According to the “Journal of Legal Nurse Consulting” in 2018, there are many signs associated with victims of human trafficking. When in contact with a person, you may notice an inability to provide an address or phone number or that they are unaware of the current city or state he or she may be in. They might not have a cell phone, which limits communication for the victim. You might also see pregnancies in minors, illnesses and injuries associated with sex trades, poor dentition and malnutrition, multiple fractures or other non-correlating signs of trauma, lack of eye contact, inappropriate dress, labor-related injuries, a controlling partner (someone who provides answers for the person), and possible tattoo branding. Younger children may exhibit sexualized behaviors or language.

Victims are usually saved from trafficking due to their trafficker being arrested or if the victim is admitted to the hospital.  

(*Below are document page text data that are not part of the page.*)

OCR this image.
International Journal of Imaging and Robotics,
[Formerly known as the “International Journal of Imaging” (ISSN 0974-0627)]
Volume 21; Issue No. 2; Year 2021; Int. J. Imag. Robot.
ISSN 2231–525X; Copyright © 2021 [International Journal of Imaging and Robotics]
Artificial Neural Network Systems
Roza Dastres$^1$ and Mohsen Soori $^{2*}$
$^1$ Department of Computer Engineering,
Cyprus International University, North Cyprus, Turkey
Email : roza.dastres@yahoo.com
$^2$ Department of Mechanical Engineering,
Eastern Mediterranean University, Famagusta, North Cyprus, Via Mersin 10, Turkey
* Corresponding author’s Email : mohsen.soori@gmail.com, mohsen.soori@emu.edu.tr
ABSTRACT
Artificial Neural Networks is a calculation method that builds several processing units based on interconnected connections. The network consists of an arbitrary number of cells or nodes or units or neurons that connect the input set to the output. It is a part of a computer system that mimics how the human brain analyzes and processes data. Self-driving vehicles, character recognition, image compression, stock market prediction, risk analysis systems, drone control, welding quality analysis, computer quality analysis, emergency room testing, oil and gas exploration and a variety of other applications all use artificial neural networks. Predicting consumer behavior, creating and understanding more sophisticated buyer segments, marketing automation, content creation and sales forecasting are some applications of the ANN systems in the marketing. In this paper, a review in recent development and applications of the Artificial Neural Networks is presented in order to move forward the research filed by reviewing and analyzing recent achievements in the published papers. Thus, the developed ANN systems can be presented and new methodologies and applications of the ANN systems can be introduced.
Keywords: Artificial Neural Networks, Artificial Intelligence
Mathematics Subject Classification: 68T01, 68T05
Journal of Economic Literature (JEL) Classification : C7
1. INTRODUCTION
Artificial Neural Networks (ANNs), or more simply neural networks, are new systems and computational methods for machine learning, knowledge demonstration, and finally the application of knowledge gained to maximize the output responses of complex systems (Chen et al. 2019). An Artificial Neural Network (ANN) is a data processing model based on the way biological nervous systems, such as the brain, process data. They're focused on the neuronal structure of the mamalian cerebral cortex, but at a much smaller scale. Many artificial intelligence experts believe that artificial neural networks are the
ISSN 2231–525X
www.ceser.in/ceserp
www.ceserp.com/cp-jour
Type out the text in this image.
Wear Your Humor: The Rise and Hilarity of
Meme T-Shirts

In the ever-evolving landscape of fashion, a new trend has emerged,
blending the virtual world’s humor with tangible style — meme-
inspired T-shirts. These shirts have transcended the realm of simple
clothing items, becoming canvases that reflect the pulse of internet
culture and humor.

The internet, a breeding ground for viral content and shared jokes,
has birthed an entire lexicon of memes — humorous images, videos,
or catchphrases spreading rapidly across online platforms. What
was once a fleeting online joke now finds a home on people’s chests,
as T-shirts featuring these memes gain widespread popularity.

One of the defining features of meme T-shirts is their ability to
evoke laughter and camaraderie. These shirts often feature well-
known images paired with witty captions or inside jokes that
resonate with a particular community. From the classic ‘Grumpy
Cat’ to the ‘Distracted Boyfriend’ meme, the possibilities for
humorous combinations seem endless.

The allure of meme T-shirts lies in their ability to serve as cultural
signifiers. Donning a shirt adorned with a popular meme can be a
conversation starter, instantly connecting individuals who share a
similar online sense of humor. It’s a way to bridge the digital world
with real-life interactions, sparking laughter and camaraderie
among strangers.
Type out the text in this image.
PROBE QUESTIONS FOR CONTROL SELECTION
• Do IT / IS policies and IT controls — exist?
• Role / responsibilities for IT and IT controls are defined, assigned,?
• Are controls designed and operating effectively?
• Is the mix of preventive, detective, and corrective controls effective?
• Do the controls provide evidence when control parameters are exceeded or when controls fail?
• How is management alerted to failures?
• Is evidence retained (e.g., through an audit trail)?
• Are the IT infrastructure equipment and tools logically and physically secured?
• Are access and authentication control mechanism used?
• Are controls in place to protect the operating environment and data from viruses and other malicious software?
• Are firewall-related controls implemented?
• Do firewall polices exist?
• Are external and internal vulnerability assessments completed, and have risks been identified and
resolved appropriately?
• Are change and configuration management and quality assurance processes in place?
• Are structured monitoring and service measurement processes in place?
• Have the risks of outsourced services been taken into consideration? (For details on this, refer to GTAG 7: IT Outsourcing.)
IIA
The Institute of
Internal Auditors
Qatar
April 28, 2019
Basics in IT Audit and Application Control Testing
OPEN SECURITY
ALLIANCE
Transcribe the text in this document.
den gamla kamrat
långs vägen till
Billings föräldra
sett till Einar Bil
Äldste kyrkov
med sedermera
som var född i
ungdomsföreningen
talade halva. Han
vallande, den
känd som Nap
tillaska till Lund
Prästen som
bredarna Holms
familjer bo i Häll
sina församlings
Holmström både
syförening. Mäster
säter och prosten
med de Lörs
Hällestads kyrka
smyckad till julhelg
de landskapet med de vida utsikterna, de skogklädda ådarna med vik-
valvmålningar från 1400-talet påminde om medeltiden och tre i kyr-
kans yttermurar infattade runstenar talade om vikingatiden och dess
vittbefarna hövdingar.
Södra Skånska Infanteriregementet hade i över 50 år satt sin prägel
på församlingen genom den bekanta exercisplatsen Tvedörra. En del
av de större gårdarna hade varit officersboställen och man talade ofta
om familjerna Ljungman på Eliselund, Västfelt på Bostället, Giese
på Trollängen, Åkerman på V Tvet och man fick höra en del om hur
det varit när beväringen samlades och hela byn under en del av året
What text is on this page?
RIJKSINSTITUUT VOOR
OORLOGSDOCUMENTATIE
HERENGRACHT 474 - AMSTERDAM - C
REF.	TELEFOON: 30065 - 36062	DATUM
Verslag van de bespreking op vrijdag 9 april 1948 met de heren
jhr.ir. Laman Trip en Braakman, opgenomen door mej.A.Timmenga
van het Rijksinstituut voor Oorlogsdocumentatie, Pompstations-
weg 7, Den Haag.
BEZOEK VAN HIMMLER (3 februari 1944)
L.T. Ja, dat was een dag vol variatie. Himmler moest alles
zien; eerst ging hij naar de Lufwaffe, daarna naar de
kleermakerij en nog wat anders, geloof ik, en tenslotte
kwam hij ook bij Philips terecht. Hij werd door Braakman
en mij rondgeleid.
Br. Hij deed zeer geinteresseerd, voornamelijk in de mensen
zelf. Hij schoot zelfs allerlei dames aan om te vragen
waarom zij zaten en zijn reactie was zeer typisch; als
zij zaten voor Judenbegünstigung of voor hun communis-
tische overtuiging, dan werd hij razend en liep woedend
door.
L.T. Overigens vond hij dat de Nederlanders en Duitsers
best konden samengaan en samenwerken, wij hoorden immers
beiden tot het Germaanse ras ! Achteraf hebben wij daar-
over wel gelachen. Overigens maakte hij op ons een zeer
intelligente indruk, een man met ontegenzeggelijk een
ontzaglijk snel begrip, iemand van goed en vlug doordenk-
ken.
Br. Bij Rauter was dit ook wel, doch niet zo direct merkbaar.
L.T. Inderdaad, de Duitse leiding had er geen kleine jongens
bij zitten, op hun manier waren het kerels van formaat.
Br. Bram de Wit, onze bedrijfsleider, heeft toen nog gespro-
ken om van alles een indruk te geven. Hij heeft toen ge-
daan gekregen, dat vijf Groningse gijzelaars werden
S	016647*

We can help identify human trafficking and help save lives by engaging with our peers and by asking the right questions. Pay attention to your surroundings and those within them. Don’t be afraid to ask questions or assess the situation. Most victims will not volunteer information due to shame and fear. It will be difficult to address the situation. Be creative and assure the person he or she can trust you with any information given.  

If you or anyone you know are a victim of human trafficking, contact your local law enforcement or someone you trust to help you become free or free someone else. Law enforcement and emergency services are available 24/7. You can also call the National Human Trafficking Hotline toll-free at 1-888-373-7888.